Revenons à l’album. Musicalement, il traverse plusieurs décennies et paraît pourtant intemporel et terriblement actuel. Comment l’expliques-tu ?
Ha. Intemporel ? Tu trouves ? Quand j’étais petit, à la maison on écoutait surtout du jazz. J’ai grandi aux Etats-Unis dans les années 80 et en voiture j’écoutais beaucoup la radio. A l’époque, c’était l’explosion du rap et du breakdance. J’adorais ça. Mais c’était aussi le phénomène Michael Jackson dont j’étais très fan. A ça t’ajoutes une pincée de Cindy Lauper, Hall & Oates, Kim Carnes, Laura Branigan, Men at Work et toute cette variété un peu kitsch des années 80… ça reste mon pêché mignon. Ce que j’écoutais de plus rock c’était probablement Bruce Springsteen et In the Army Now de Status Quo. C’est à l’ère du grunge au début des années 90, avec Pearl Jam, Soundgarden et Alice in Chains que j’ai commencé à écouter des trucs un peu plus hard. Puis ensuite, j’ai découvert les Doors, Led Zep, The Stooges, Neil Young… A l’époque, si tu voulais découvrir des trucs, et autre chose que ce qui passait sur MTV, fallait acheter des disques et parfois juste au feeling.

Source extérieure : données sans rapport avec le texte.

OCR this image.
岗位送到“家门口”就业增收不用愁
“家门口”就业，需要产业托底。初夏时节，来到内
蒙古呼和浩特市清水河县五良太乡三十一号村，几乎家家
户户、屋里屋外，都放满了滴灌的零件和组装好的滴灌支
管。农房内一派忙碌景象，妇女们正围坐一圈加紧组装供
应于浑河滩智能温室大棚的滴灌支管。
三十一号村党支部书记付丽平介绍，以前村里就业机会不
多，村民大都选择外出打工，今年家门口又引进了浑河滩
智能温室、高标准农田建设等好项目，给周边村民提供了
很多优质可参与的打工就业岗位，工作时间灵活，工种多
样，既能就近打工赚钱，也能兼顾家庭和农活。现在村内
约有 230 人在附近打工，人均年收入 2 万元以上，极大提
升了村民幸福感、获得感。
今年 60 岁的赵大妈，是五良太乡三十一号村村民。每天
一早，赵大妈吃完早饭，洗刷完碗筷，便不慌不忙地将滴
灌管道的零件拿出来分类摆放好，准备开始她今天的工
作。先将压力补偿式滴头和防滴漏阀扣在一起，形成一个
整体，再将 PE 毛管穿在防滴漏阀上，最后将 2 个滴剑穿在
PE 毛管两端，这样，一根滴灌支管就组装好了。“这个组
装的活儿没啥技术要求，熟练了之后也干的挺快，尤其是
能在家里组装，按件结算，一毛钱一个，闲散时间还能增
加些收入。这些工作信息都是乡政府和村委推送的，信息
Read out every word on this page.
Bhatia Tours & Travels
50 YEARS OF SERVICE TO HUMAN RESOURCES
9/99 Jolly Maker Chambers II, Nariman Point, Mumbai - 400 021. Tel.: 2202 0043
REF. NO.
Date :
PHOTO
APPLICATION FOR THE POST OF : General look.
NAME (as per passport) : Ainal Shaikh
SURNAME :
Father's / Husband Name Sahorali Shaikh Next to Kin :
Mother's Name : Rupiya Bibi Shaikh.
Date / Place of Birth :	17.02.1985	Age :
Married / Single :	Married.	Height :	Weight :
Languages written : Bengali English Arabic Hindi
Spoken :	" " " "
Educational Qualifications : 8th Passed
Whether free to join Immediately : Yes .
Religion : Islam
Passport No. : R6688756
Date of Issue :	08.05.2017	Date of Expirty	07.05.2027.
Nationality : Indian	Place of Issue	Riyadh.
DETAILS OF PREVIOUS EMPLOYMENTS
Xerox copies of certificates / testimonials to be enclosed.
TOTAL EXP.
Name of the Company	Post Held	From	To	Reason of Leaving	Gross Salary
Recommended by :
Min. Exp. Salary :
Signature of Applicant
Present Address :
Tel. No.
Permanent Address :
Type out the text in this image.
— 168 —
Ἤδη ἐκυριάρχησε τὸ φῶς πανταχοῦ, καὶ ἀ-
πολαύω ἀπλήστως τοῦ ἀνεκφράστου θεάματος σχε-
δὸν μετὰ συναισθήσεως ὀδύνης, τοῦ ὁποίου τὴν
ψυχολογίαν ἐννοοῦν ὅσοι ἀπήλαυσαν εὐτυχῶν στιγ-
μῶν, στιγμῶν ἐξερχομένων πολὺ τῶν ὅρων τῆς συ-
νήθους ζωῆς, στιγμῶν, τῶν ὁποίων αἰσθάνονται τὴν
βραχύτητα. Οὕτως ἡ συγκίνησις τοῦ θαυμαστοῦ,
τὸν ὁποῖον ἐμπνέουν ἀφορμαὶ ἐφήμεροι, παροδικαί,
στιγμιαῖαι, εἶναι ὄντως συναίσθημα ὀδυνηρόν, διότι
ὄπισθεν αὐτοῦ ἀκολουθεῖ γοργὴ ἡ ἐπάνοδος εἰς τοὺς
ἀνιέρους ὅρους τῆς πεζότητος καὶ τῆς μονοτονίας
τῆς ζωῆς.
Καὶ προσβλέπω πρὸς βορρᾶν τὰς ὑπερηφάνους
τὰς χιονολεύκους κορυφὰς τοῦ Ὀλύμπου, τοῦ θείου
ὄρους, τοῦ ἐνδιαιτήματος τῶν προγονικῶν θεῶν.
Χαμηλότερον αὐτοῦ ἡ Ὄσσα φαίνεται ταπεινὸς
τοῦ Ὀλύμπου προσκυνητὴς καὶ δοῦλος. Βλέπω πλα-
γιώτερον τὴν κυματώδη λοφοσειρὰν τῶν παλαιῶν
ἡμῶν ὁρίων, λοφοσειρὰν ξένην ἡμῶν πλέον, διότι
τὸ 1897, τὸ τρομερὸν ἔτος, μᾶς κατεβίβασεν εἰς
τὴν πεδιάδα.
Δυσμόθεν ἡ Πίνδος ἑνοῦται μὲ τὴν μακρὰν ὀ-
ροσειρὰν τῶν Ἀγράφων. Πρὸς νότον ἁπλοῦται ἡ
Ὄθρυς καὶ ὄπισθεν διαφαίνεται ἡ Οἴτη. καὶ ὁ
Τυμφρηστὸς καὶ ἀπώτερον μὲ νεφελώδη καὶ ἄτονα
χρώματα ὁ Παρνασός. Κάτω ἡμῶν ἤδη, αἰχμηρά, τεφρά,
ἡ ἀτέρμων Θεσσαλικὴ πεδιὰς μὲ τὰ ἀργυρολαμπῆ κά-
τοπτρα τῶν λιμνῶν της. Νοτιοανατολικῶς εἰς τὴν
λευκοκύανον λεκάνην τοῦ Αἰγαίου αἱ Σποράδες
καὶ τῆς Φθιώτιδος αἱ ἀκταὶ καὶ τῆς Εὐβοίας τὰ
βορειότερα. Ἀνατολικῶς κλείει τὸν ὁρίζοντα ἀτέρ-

Parfois t’aimais un titre mais le reste de l’album ne te plaisait pas forcément. Mais quand tu claques toutes tes économies dans des disques parce que les pochettes te plaisent, ou que tu sais qu’untel joue dessus, même si de retour chez toi, au premier abord t’es pas conquis par ce que t’entends, tu te forces à écouter encore et encore et tu finis par aimer.
J’écoute beaucoup de choses. C’est vrai que j’adore le jazz et la musique des années 80 mais ça ne m’empêche pas d’adorer Kyuss, les Ramones ou Can. Sans parler des crooners, d’Elvis à Frank Sinatra. C’est sûrement le mélange de toutes ces influences qui le rend intemporel.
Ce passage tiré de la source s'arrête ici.